Through all the breaths I’ve taken, I’ve inhaled
The molecules of those who’ve lived before.
Exhaling, I give compounds to the ether
To be absorbed next week, next year and more,
By others whohave never known my name.
I’ll pay back all the elements I’ve borrowed –
Some in my lifetime, others when I’m gone.
A most efficient process of recycling
Without which living things could not go on.
The building blocks would rapidly deplete.
I totally accept a world existed
Before my birth, although a strange conception.
And equally I know that one is certain to remain
When I am gone. But what is the perception
That enables me to visualise this future?
Life is an endless struggle for survival –
A struggle that we know we all shall lose.

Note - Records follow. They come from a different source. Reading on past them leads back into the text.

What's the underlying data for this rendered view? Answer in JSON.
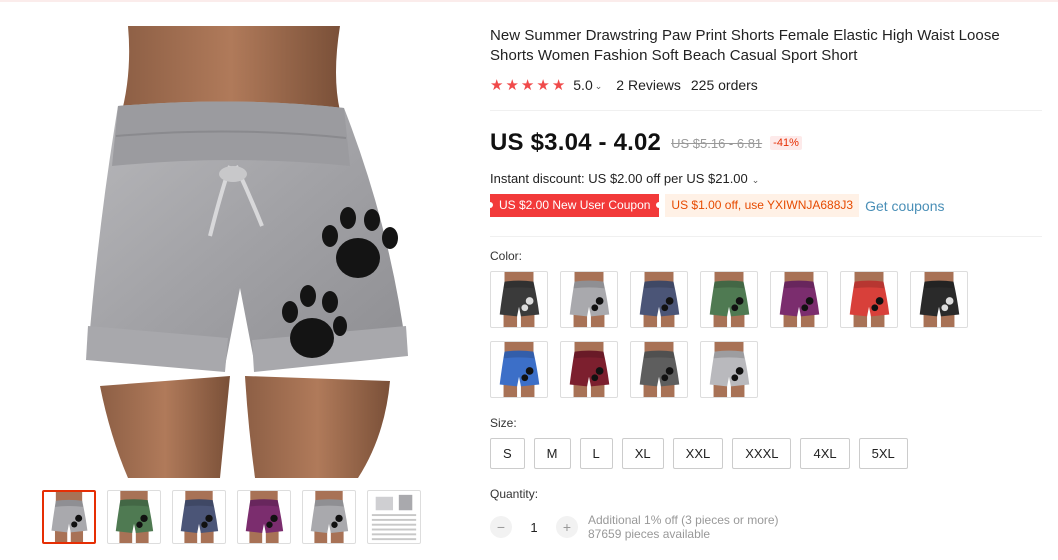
{
  "product": {
    "title": "New Summer Drawstring Paw Print Shorts Female Elastic High Waist Loose Shorts Women Fashion Soft Beach Casual Sport Short",
    "rating": "5.0",
    "stars": 5,
    "reviews": "2 Reviews",
    "orders": "225 orders"
  },
  "pricing": {
    "price": "US $3.04 - 4.02",
    "old_price": "US $5.16 - 6.81",
    "discount": "-41%",
    "instant_discount": "Instant discount: US $2.00 off per US $21.00"
  },
  "coupons": {
    "new_user": "US $2.00 New User Coupon",
    "code_offer": "US $1.00 off, use YXIWNJA688J3",
    "get_link": "Get coupons"
  },
  "color_label": "Color:",
  "colors": [
    {
      "name": "black",
      "hex": "#3a3a3a"
    },
    {
      "name": "gray",
      "hex": "#a9a9ad"
    },
    {
      "name": "navy",
      "hex": "#4b5577"
    },
    {
      "name": "green",
      "hex": "#4f7a52"
    },
    {
      "name": "purple",
      "hex": "#7b2d6e"
    },
    {
      "name": "red",
      "hex": "#d8403a"
    },
    {
      "name": "dark-black",
      "hex": "#2a2a2a"
    },
    {
      "name": "blue",
      "hex": "#3c6fc8"
    },
    {
      "name": "wine",
      "hex": "#7c1f2e"
    },
    {
      "name": "dark-gray",
      "hex": "#5e5e5e"
    },
    {
      "name": "light-gray",
      "hex": "#b9b9bd"
    }
  ],
  "size_label": "Size:",
  "sizes": [
    "S",
    "M",
    "L",
    "XL",
    "XXL",
    "XXXL",
    "4XL",
    "5XL"
  ],
  "quantity": {
    "label": "Quantity:",
    "value": "1",
    "minus": "−",
    "plus": "+",
    "offer": "Additional 1% off (3 pieces or more)",
    "available": "87659 pieces available"
  },
  "thumbnails": [
    {
      "name": "gray",
      "hex": "#a9a9ad"
    },
    {
      "name": "green",
      "hex": "#4f7a52"
    },
    {
      "name": "navy",
      "hex": "#4b5577"
    },
    {
      "name": "purple",
      "hex": "#7b2d6e"
    },
    {
      "name": "gray-multi",
      "hex": "#a9a9ad"
    },
    {
      "name": "size-chart",
      "hex": "#e8e8e8"
    }
  ],
  "theme": {
    "accent": "#e62e04",
    "star": "#f04a4a",
    "coupon_red": "#f23a3a",
    "link": "#4a8fb7"
  }
}
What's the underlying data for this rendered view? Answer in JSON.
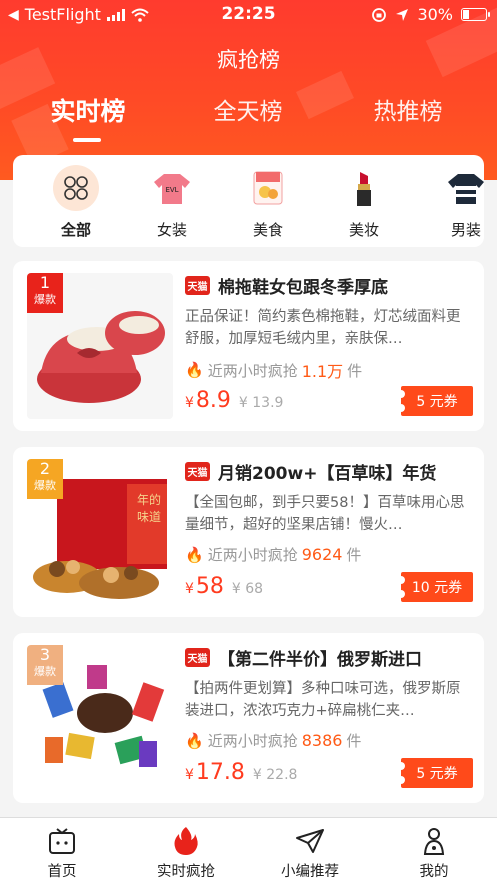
{
  "status_bar": {
    "carrier": "TestFlight",
    "time": "22:25",
    "battery": "30%",
    "battery_level": 0.3
  },
  "header": {
    "title": "疯抢榜"
  },
  "tabs": [
    {
      "label": "实时榜",
      "active": true
    },
    {
      "label": "全天榜",
      "active": false
    },
    {
      "label": "热推榜",
      "active": false
    }
  ],
  "categories": [
    {
      "label": "全部",
      "icon": "grid-icon",
      "active": true
    },
    {
      "label": "女装",
      "icon": "sweater-icon"
    },
    {
      "label": "美食",
      "icon": "snack-icon"
    },
    {
      "label": "美妆",
      "icon": "lipstick-icon"
    },
    {
      "label": "男装",
      "icon": "mens-sweater-icon"
    }
  ],
  "products": [
    {
      "rank": "1",
      "rank_tag": "爆款",
      "rank_color": "#e8231b",
      "platform": "天猫",
      "title": "棉拖鞋女包跟冬季厚底",
      "desc": "正品保证！简约素色棉拖鞋，灯芯绒面料更舒服，加厚短毛绒内里，亲肤保…",
      "hot_prefix": "近两小时疯抢",
      "hot_count": "1.1万",
      "hot_suffix": "件",
      "currency": "¥",
      "price": "8.9",
      "orig_price": "¥ 13.9",
      "coupon": "5 元券"
    },
    {
      "rank": "2",
      "rank_tag": "爆款",
      "rank_color": "#f5a623",
      "platform": "天猫",
      "title": "月销200w+【百草味】年货",
      "desc": "【全国包邮，到手只要58！】百草味用心思量细节，超好的坚果店铺！慢火…",
      "hot_prefix": "近两小时疯抢",
      "hot_count": "9624",
      "hot_suffix": "件",
      "currency": "¥",
      "price": "58",
      "orig_price": "¥ 68",
      "coupon": "10 元券"
    },
    {
      "rank": "3",
      "rank_tag": "爆款",
      "rank_color": "#f0b080",
      "platform": "天猫",
      "title": "【第二件半价】俄罗斯进口",
      "desc": "【拍两件更划算】多种口味可选，俄罗斯原装进口，浓浓巧克力+碎扁桃仁夹…",
      "hot_prefix": "近两小时疯抢",
      "hot_count": "8386",
      "hot_suffix": "件",
      "currency": "¥",
      "price": "17.8",
      "orig_price": "¥ 22.8",
      "coupon": "5 元券"
    }
  ],
  "bottom_nav": [
    {
      "label": "首页",
      "icon": "tv-home-icon"
    },
    {
      "label": "实时疯抢",
      "icon": "flame-icon"
    },
    {
      "label": "小编推荐",
      "icon": "paper-plane-icon"
    },
    {
      "label": "我的",
      "icon": "profile-icon"
    }
  ],
  "colors": {
    "accent": "#ff3b2e",
    "price": "#ff3b1f",
    "coupon": "#ff4a1a"
  }
}
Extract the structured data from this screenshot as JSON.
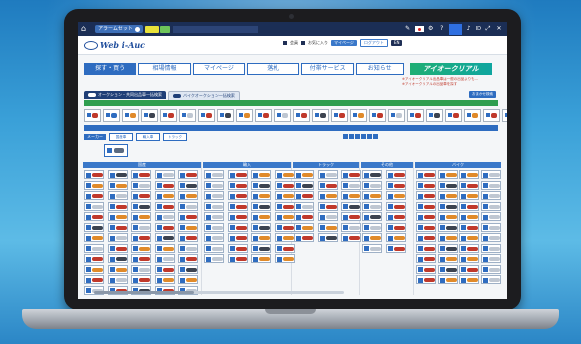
{
  "titlebar": {
    "alert_label": "アラームセット",
    "user_label": "ID"
  },
  "header": {
    "logo_text": "Web i-Auc",
    "util_1": "会員",
    "util_2": "お気に入り",
    "btn_1": "マイページ",
    "btn_2": "ログアウト",
    "btn_3": "EN"
  },
  "nav": {
    "tabs": [
      {
        "label": "探す・買う",
        "active": true
      },
      {
        "label": "相場情報",
        "active": false
      },
      {
        "label": "マイページ",
        "active": false
      },
      {
        "label": "落札",
        "active": false
      },
      {
        "label": "付帯サービス",
        "active": false
      },
      {
        "label": "お知らせ",
        "active": false
      }
    ],
    "brand_label": "アイオークリアル"
  },
  "notice": {
    "line1": "※アイオークリアル出品車は一般の出品よりも…",
    "line2": "※アイオークリアルの出品車を探す"
  },
  "subtabs": [
    {
      "label": "オークション・共同出品車一括検索",
      "style": "dark"
    },
    {
      "label": "バイクオークション一括検索",
      "style": "light"
    }
  ],
  "green_bar": {
    "right_button": "おまかせ検索"
  },
  "filter": {
    "label": "メーカー",
    "btn_1": "国産車",
    "btn_2": "輸入車",
    "btn_3": "トラック"
  },
  "columns": [
    {
      "header": "国産",
      "rows": 24
    },
    {
      "header": "輸入",
      "rows": 16
    },
    {
      "header": "トラック",
      "rows": 14
    },
    {
      "header": "その他",
      "rows": 12
    },
    {
      "header": "バイク",
      "rows": 20
    }
  ],
  "colors": {
    "primary": "#2e6cc0",
    "titlebar": "#1b2e55",
    "green": "#2f9e4f",
    "brand_red": "#e33c3c"
  }
}
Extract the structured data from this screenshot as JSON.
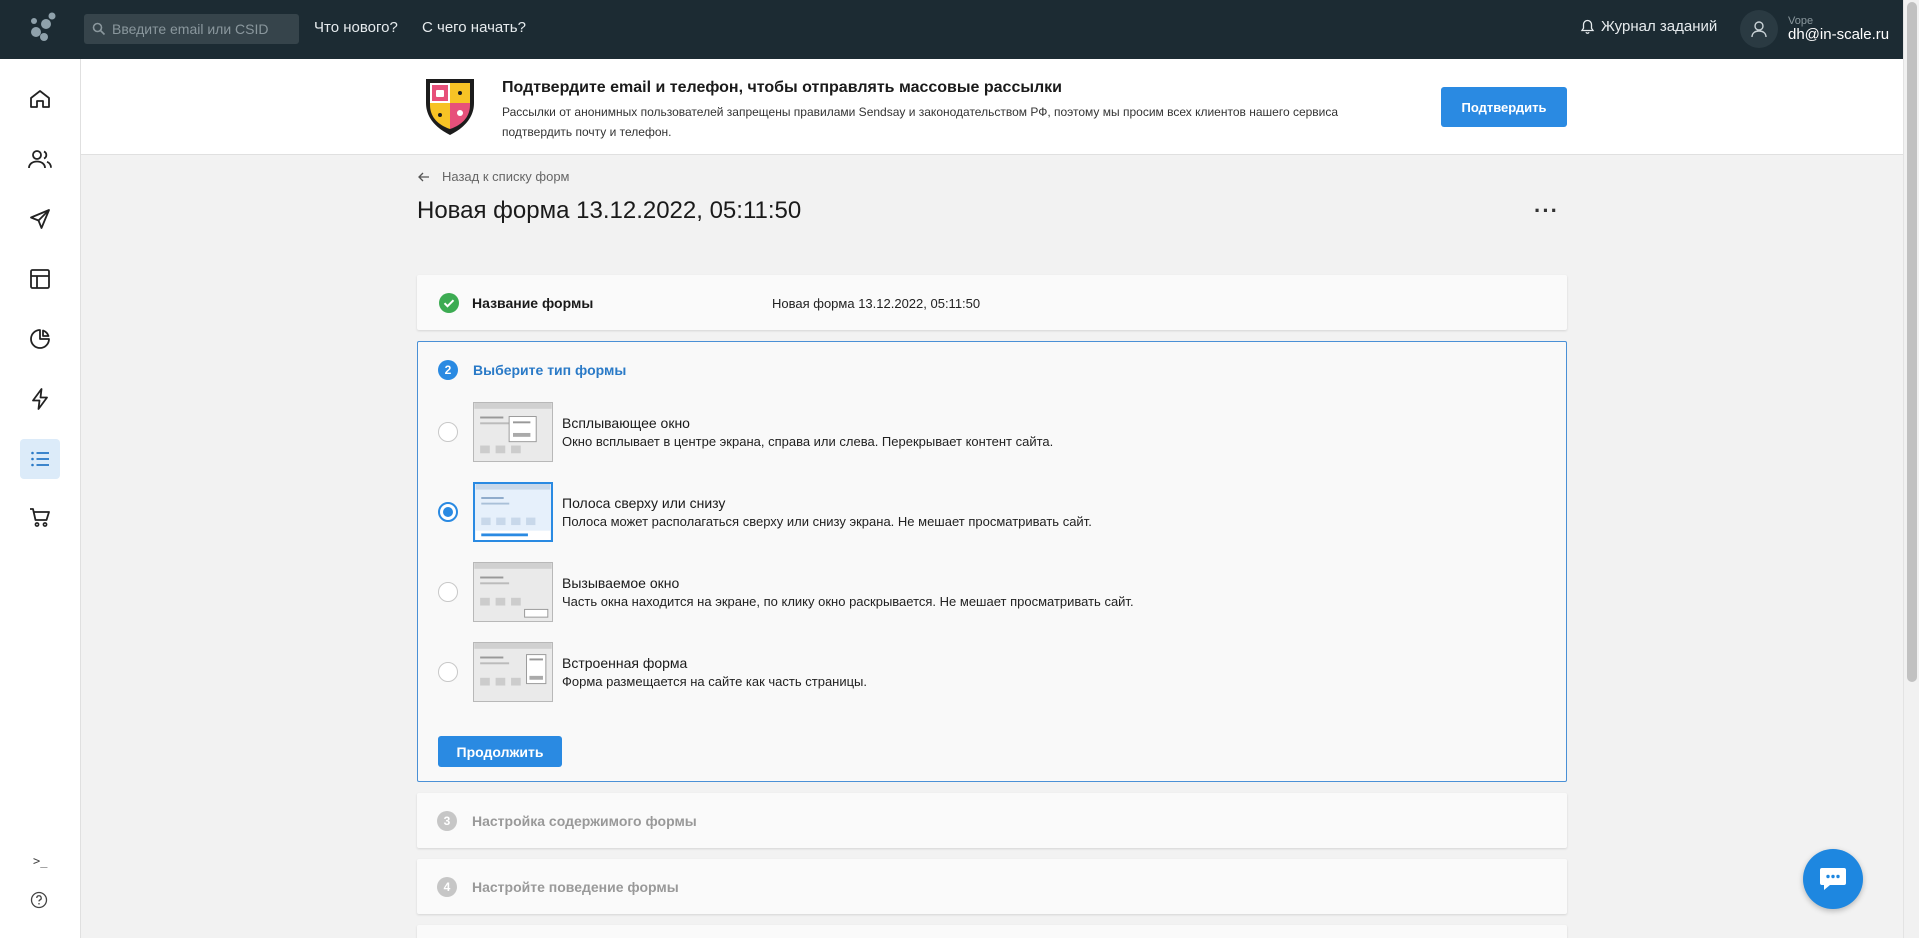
{
  "topbar": {
    "search_placeholder": "Введите email или CSID",
    "whats_new": "Что нового?",
    "getting_started": "С чего начать?",
    "jobs_log": "Журнал заданий",
    "user_name": "Vope",
    "user_email": "dh@in-scale.ru"
  },
  "sidebar": {
    "items": [
      {
        "icon": "home-icon"
      },
      {
        "icon": "users-icon"
      },
      {
        "icon": "send-icon"
      },
      {
        "icon": "template-icon"
      },
      {
        "icon": "pie-chart-icon"
      },
      {
        "icon": "lightning-icon"
      },
      {
        "icon": "list-icon",
        "active": true
      },
      {
        "icon": "cart-icon"
      }
    ],
    "console_label": ">_",
    "help_icon": "help-icon"
  },
  "banner": {
    "title": "Подтвердите email и телефон, чтобы отправлять массовые рассылки",
    "text": "Рассылки от анонимных пользователей запрещены правилами Sendsay и законодательством РФ, поэтому мы просим всех клиентов нашего сервиса подтвердить почту и телефон.",
    "button": "Подтвердить"
  },
  "page": {
    "back_link": "Назад к списку форм",
    "title": "Новая форма 13.12.2022, 05:11:50",
    "more": "···"
  },
  "steps": {
    "step1": {
      "label": "Название формы",
      "value": "Новая форма 13.12.2022, 05:11:50"
    },
    "step2": {
      "number": "2",
      "label": "Выберите тип формы",
      "options": [
        {
          "title": "Всплывающее окно",
          "desc": "Окно всплывает в центре экрана, справа или слева. Перекрывает контент сайта.",
          "selected": false
        },
        {
          "title": "Полоса сверху или снизу",
          "desc": "Полоса может располагаться сверху или снизу экрана. Не мешает просматривать сайт.",
          "selected": true
        },
        {
          "title": "Вызываемое окно",
          "desc": "Часть окна находится на экране, по клику окно раскрывается. Не мешает просматривать сайт.",
          "selected": false
        },
        {
          "title": "Встроенная форма",
          "desc": "Форма размещается на сайте как часть страницы.",
          "selected": false
        }
      ],
      "continue": "Продолжить"
    },
    "step3": {
      "number": "3",
      "label": "Настройка содержимого формы"
    },
    "step4": {
      "number": "4",
      "label": "Настройте поведение формы"
    }
  },
  "colors": {
    "accent": "#2a8ae2",
    "topbar": "#1c2b33",
    "success": "#3cab52"
  }
}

Are we the only species with awareness
Of our mortality? Why do we choose
To try to live as long as we are able?
Do other creatures seek their own longevity
Or is their aim survival of their kind?
Some sacrifice themselves to reproduce
And once they have achieved this, they’re resigned;
Their job is done. Their purpose is fulfilled.
So why then are we humans all so eager
To live on way beyond a useful age?
And why have many people over centuries
Longed for that immortality, which any sage
Should know would spell the death of all that lives?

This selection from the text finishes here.